Une bonhomie naturelle

Il était né et avait grandi à Beyrouth, dans le beau quartier de Gemmayzé, à mi-chemin entre les bureaux de DHP à Souk el-Tawilé et la gare ferroviaire de Mar Mikhael. C'était en fait les deux lieux que partageait son père par la fonction qu'il occupait dans les Chemins de fer.
Son rêve secret était de revenir aux sources ; il le réalisera en deux volets, le premier en se faisant construire une maison à Ouadi, et le second en épousant une belle fille bien ancrée dans le village.
Son parcours professionnel avait été très prometteur : qui ne se souvient pas du restaurant La Gondole de Raouché et de celui, plus tard, de Bhamdoun ? Les plus grandes réceptions y étaient données, et l'on accourait de partout pour y être.
Malheureusement, son ambition et celle de son partenaire leur nuiront quand la décision de s'agrandir encore plus sera prise : le troisième restaurant, à Chtaura, confié à une tierce personne, provoquera la chute de tout l'ensemble et la débandade.
Détruit l'ouvrage de la première jeunesse ? Qu'importe. Sans dire un seul mot, sans prononcer une seule plainte, fort de l'appui de ses amis, il s'est reconditionné dans les produits pharmaceutiques, a repris confiance et est revenu à ses premières amours : il a dirigé pendant deux décennies le célèbre Relais de chasse à Baabda.
Là aussi, son savoir-faire, sa bonté naturelle, son visage souriant et sa douceur, héritée paraît-il de son grand-père dont il porte le prénom, ont fait de cette place un lieu de rencontre incontournable pour ceux qui voulaient, en pleine guerre, respirer un peu.

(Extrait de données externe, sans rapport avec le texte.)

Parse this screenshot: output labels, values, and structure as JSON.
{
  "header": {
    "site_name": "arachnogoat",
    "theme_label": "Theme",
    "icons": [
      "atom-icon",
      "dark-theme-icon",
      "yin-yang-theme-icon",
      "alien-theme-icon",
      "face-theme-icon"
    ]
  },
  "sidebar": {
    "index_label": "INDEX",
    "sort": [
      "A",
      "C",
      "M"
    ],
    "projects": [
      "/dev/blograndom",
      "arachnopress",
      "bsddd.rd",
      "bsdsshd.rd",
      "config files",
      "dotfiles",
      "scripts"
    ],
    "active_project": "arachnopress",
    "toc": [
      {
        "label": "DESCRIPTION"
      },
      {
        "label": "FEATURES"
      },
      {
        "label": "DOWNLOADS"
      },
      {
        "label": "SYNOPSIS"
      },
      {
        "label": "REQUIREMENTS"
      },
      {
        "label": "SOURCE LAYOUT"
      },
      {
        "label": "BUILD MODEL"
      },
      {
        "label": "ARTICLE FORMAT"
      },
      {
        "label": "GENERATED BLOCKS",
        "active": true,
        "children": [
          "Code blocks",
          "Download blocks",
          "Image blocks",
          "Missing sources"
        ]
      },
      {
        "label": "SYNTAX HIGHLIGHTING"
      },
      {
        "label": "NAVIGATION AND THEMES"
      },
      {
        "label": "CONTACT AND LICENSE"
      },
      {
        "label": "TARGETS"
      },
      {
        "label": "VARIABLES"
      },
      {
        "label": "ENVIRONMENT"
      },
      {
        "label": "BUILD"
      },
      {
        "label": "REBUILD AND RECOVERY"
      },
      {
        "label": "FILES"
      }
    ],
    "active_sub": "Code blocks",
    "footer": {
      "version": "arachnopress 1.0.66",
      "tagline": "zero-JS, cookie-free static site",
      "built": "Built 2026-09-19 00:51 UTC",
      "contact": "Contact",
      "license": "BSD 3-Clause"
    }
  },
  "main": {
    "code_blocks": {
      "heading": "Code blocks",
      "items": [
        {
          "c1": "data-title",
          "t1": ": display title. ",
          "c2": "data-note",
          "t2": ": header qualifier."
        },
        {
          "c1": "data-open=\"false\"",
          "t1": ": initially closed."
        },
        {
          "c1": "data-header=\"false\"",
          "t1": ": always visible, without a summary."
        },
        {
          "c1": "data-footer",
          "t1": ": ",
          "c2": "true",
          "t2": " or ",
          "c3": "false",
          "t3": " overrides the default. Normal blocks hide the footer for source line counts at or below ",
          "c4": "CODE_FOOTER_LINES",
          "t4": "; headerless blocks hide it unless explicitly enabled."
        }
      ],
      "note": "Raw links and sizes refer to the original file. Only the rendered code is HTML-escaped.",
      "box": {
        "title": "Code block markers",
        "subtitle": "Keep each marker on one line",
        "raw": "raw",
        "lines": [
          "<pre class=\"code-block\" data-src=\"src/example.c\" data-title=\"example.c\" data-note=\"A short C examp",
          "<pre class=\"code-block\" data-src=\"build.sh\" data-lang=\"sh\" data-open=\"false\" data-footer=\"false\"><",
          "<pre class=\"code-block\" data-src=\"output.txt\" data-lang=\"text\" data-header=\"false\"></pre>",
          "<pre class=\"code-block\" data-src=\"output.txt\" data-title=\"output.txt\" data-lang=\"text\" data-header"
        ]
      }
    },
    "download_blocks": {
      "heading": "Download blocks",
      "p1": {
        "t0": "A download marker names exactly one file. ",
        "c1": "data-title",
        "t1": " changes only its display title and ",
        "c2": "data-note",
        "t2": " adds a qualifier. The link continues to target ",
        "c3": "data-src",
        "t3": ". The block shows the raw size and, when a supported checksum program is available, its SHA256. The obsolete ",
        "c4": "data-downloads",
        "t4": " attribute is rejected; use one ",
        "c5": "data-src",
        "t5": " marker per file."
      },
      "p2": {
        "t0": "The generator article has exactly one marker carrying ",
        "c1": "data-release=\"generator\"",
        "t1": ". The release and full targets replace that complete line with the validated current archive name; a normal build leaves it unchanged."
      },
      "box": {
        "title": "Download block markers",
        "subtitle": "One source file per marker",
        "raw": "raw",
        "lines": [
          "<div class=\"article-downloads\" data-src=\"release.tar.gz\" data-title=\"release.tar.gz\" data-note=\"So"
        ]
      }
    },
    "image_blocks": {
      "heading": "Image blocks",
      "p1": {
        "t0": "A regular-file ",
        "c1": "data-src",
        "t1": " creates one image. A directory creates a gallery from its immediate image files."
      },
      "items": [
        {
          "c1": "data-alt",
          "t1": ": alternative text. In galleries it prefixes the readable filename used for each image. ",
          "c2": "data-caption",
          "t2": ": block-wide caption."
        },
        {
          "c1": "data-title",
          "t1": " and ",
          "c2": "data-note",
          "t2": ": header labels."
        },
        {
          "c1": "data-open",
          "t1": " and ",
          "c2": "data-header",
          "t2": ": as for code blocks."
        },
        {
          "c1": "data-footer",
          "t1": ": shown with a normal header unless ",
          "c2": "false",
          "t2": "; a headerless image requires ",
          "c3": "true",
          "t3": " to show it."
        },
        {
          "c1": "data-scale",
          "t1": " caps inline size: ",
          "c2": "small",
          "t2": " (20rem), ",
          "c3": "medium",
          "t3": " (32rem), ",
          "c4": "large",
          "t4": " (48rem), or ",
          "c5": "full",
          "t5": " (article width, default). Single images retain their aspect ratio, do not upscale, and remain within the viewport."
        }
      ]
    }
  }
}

Mais le destin semblait vouloir s'acharner contre lui et contre sa femme : Faufa est tombée malade, gravement malade. Pendant quinze ans, elle fréquentera les hôpitaux, avec le sourire. Et ses souffrances devenaient supportables par la présence généreuse et pleine d'amour de Joseph.
La perte de Faufa allait l'affecter. Ballotté parfois durement par le destin durant sa vie, resté debout, la tête haute, en seigneur, contre vents et marées, il allait finalement flancher, tomber malade et se soumettre à l'impitoyable épreuve de la dialyse. Lui, amateur des bonnes fèves de cacao et fin gourmet, devait de plus s'astreindre à un régime draconien.
À part celui de respirer, tous les plaisirs de la vie lui étaient ôtés. C'est peut-être énorme, mais, à un âge donné, ce n'est plus vraiment suffisant. Il est probable qu'il souhaitait son départ pour mettre fin à ses souffrances. Il s'est éteint, comme il a toujours vécu, sans la moindre plainte.
Ibn el-aam, ta bonhomie naturelle et rassurante va nous manquer.
Repose en paix.

Il était né et avait grandi à Beyrouth, dans le beau quartier de Gemmayzé, à mi-chemin entre les bureaux de DHP à Souk el-Tawilé et la gare ferroviaire de Mar Mikhael. C'était en fait les deux lieux que partageait son père par la fonction qu'il occupait dans les Chemins de fer.Son rêve secret était de revenir aux sources ; il le réalisera en deux volets, le premier en se...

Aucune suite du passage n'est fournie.